As for AI. “I think it is scary, but I don’ think it is going to replace singers,” she said. “There has to be some kind of control. But I saw that Indiana Jones movie with Harrison Ford and it was great.”

“You own your own image,” said Ms. Pope, noting that it is probably wise to take steps to protect that image, given the current state of technology.

As for budding songwriters, the pathway remains the same, even if the environment has changed somewhat from when she started out. “Keep writing,” she said. “Keep writing until you learn to write better. Write what works for you.”

“There is a way more crap out there because anybody can write albums now,” she said. “I find a lot on indie radio. I am always excited to hear something I like.” Despite more than five decades in the industry, even rock legends get pumped when they step on stage and can discover delight in a new song.

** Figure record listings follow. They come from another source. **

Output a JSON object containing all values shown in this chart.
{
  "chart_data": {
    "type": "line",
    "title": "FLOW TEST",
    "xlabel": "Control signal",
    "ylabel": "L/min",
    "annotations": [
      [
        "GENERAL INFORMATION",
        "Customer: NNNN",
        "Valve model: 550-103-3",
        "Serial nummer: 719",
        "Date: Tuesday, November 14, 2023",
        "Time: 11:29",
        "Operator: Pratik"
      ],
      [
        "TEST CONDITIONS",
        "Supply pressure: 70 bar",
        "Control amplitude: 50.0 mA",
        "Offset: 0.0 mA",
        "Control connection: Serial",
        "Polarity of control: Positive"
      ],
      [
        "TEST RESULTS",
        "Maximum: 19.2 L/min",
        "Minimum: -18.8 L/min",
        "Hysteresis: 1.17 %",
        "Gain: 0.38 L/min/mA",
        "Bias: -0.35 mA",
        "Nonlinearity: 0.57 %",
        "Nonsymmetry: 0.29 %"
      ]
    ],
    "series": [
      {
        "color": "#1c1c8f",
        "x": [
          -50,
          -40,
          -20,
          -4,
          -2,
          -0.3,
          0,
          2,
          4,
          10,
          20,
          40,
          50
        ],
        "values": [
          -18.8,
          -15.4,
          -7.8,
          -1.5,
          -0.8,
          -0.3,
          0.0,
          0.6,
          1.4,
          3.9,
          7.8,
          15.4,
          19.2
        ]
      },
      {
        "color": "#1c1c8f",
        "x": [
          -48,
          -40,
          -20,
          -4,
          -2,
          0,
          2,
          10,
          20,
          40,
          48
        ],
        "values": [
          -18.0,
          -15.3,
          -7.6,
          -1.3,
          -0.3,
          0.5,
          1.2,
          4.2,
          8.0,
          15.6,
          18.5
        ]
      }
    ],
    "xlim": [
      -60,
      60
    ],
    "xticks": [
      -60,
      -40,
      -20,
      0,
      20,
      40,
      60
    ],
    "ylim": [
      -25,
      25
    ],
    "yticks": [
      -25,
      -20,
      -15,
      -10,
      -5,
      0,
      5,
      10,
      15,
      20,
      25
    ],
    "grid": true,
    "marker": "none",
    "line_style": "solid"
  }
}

Either of the closing acts, SAGA or Haywire, could easily have been the headliners, putting forward driving performances that kept the audience rocking. Saturday’s bands followed closely in the same vein.

Haywire lead singer Paul MacAusland.

Conversation with another artist performing at the festival (during a sudden torrential thunderstorm earlier on Saturday—thankfully clearing up by the time they took to the stage later that evening) revealed a sometimes-hidden truth about rock musicians who are generally saddled with a rough and rowdy rep. “This is terrible for us,” he said as the rain pounded down on the car that was taking a couple of the musicians to Sheguiandah for “supplies.” When asked “don’t you still get paid?” his reply in that unguarded moment was instant. “But the audience doesn’t come out—and that’s the whole point of doing this, isn’t it?”

Performing artists live to perform, even as they perform to live. That was a recurring theme in conversations with artists throughout the weekend. It is what drives a bone-tired artist who has just endured the hell of a 12-hour multi-airport journey to step out on stage before a live audience to give more than seems humanly possible and that energy transmits to their audience.